A lovely instance of White Librul Dood values — at least, what they’re willing to participate in on national television. For those of you who want to save your stomachs and not watch*, in the first four and a half minutes of the interview, Perry makes jokes** with a trifecta of punchlines: misogyny! racism! and homophobia! (Oh, my side, it hurts from laughing. Har, har.)
He starts out with this gem. It’s nearly the first thing he says.
Perry: She [Kudrow] doesn’t return my calls anymore, but there’s a certain section of road right by her house that if you park your car at the right time, you can see right into her window.
Letterman: Can you give the coordinates on that a little later?
Perry: Absolutely—during the break!
[uproarious laughter from audience]
Followed by this, a bit later in the interview:
Perry: I started to think, okay, [M. Night Shyamalan] really likes me… no no no not…
[laughter from audience]
Perry: … I actually didn’t mean it that way.
Perry: I realize, the whole time—it’s not M. Night Shyamalan.
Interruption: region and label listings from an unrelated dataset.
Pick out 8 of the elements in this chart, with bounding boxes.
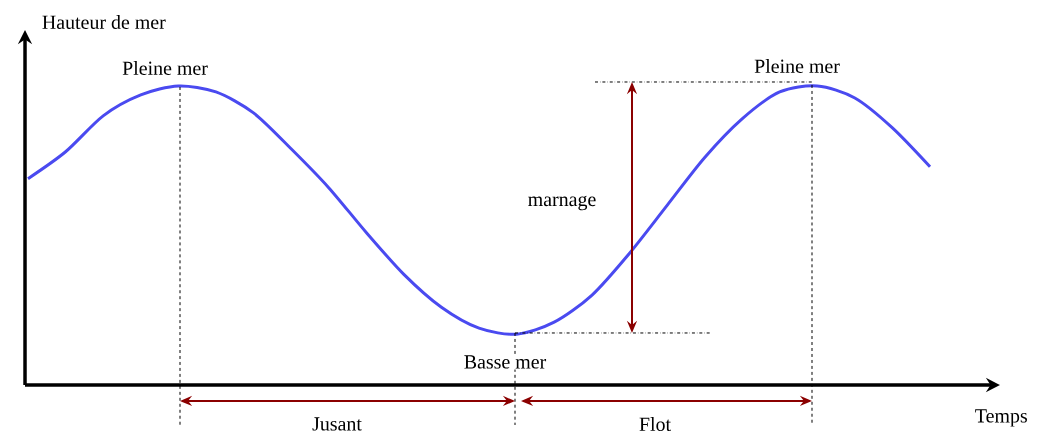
x-axis-title: Temps — [975, 409, 1027, 427]
annotation: Basse mer — [464, 355, 547, 369]
y-axis-title: Hauteur de mer — [42, 14, 166, 29]
text: Flot — [639, 416, 671, 431]
text: Pleine mer — [754, 58, 840, 73]
text: Jusant — [312, 417, 362, 431]
text: Pleine mer — [122, 60, 208, 75]
annotation: marnage — [528, 195, 596, 211]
It’s just an Indian guy.
Letterman: [laughing a bit uncomfortably] Wow. I don’t know what to say about that.
I simply ADORE the fact that Letterman plays into the stalking schtick with good humor, chuckles at the homophobic comment, but looks “uncomfortable” at the racism. Oh my, we can’t be seen being politically incorrect, can we? Getting caught at racism, or being complicit with racism***, that’s a no-no. But don’t forget, it’s not a good Librul White Dood setup without some misogyny thrown in, because stalking is always good fun, and we have to assure folks that we are Not Teh Gay!!!1eleventy!
But what do I know about funny? I’m just a humorless feminist.
h/t (and a couple transcript sections stolen from) Shakesville
* Or, you know, when the video goes away from YouTube.
** They must be jokes. People were laughing. One must assume they were funny.
*** This is not the Oppression Olympics. I think it’s telling that, of all the bad things to do, racism is the only thing that Letterman looks (or sounds, when he’s off-camera) uncertain about. It’s more the reaction of a kid who doesn’t mind doing something naughty; he just doesn’t want to get caught.